All power is local

All power is local

Councillor Daniel Kogoy’s bright idea that Leichhardt Council build – or sponsor – a windmill to generate its electricity, got me thinking of the Councillor who was sometimes accused of tilting at windmills: the late, great Nick Origlass.

Origlass represented Balmain on Council from 1959 to 1995, but without going into his amazing life, let me get to the essence of the man by going back to 1992. Larry Hand, who was later to star in ‘Rats in the Ranks’ and was then the Mayor, asked me if Nick would have any objection to being nominated for an Order of Australia. Undoubtedly Larry had in mind the prospect of honouring Nick’s creation of “open council” and pioneering of urban environmentalism. Forget it, I said, but then added that I’d ask him. Sure enough, Nick wasn’t interested. More than that, he was very worried. ‘Am I going soft?’ he wanted to know. After a lifetime of battling bosses and bureaucrats, he was concerned that anybody could think of giving him an Establishment gong.

Nick saw himself as a revolutionary – in the sense of anticipating (and helping into existence) the future. That future, he thought, would be based on small units of government and the widest participatory democracy. That is why he took Leichhardt Council so seriously. He didn’t idealise it – far from it, just remember he was mostly in opposition on Council. Nevertheless, the “open council” mode of operating was a taste of the revolution to come in the way we manage society. The immediate enemy of this future was the state government. Macquarie Street wasn’t really interested in what people wanted; instead it took its cues from vested interests like developers and bureaucracies.

There is little doubt that he was right about that. Most of the local history of the Leichhardt area over the past 30 or 40 years has been the community fighting the barbarians from Macquarie Street. Remarkably we’ve managed to win many of these battles against the state government. Nick Origlass saw these suburban insurgencies – like the campaign to save Callan Park – as part of the grassroots revolution. They were examples of local communities deciding their position on an issue and then campaigning to make it happen.

The late Councillor Nick Origlass being arrested for obstruction and resisting arrest in Balmain in 1986 during a protest
The late Councillor Nick Origlass being arrested for obstruction and resisting arrest in Balmain in 1986 during a protest

Which brings me back to Daniel Kogoy’s windmills. We are faced with an existential threat to the very conditions of a decent life on this planet because of global warming. One of the chief culprits is coal-fired power stations – responsible for about a third of our greenhouse emissions. Clearly state and federal governments are not sufficiently serious about meeting this danger. They fiddle while the planet burns.

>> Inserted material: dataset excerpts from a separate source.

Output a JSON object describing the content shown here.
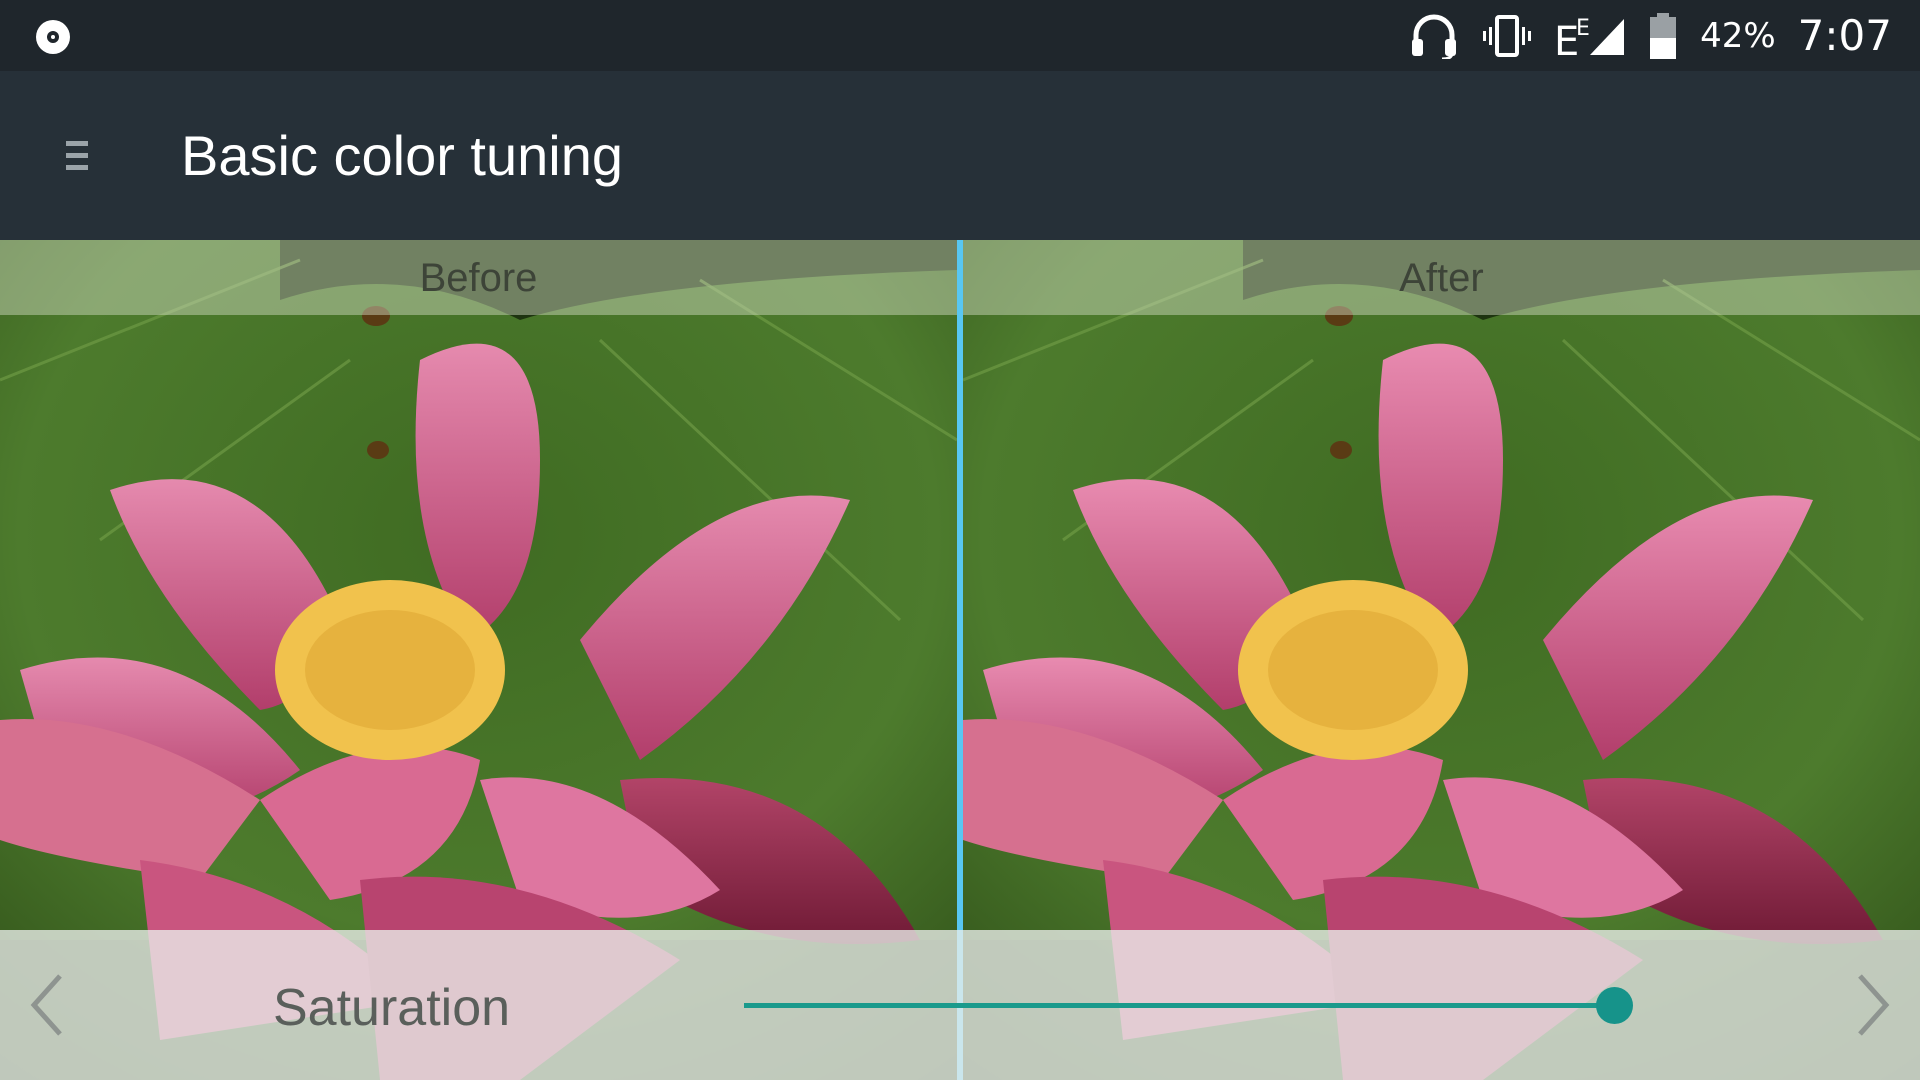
{
  "status_bar": {
    "left_icon": "record-icon",
    "icons": [
      "headset-icon",
      "vibrate-icon",
      "network-e-icon",
      "signal-icon",
      "battery-icon"
    ],
    "network_label": "E",
    "battery_text": "42%",
    "time": "7:07"
  },
  "app_bar": {
    "menu_icon": "menu-icon",
    "title": "Basic color tuning"
  },
  "compare": {
    "before_label": "Before",
    "after_label": "After",
    "divider_color": "#58c7f2"
  },
  "control": {
    "prev_icon": "chevron-left-icon",
    "next_icon": "chevron-right-icon",
    "setting_label": "Saturation",
    "slider_value_fraction": 0.98,
    "accent_color": "#16938a"
  }
}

So Councillor Kogoy has proposed that we – the local citizenry – consider taking some action of our own. If the windmill is feasible, Kogoy wants to form a co-operative to build it. He’s calculated that it will cost $5-6 million to build one big enough to satisfy the council’s demand for electricity. Given that Council’s electricity bill is already $1m a year, a windmill selling its power to Council will only take six years to pay for itself. It would also be the first of a whole network of local renewable power generators across the country.

Wind turbines

In other words, Cr Kogoy wants to expand the Origlassian idea of community self-government into solving the crisis of climate change. There will be plenty of argument for and against his windmill idea, but even if it proves Quixotic, it will have begun a discussion we have to have.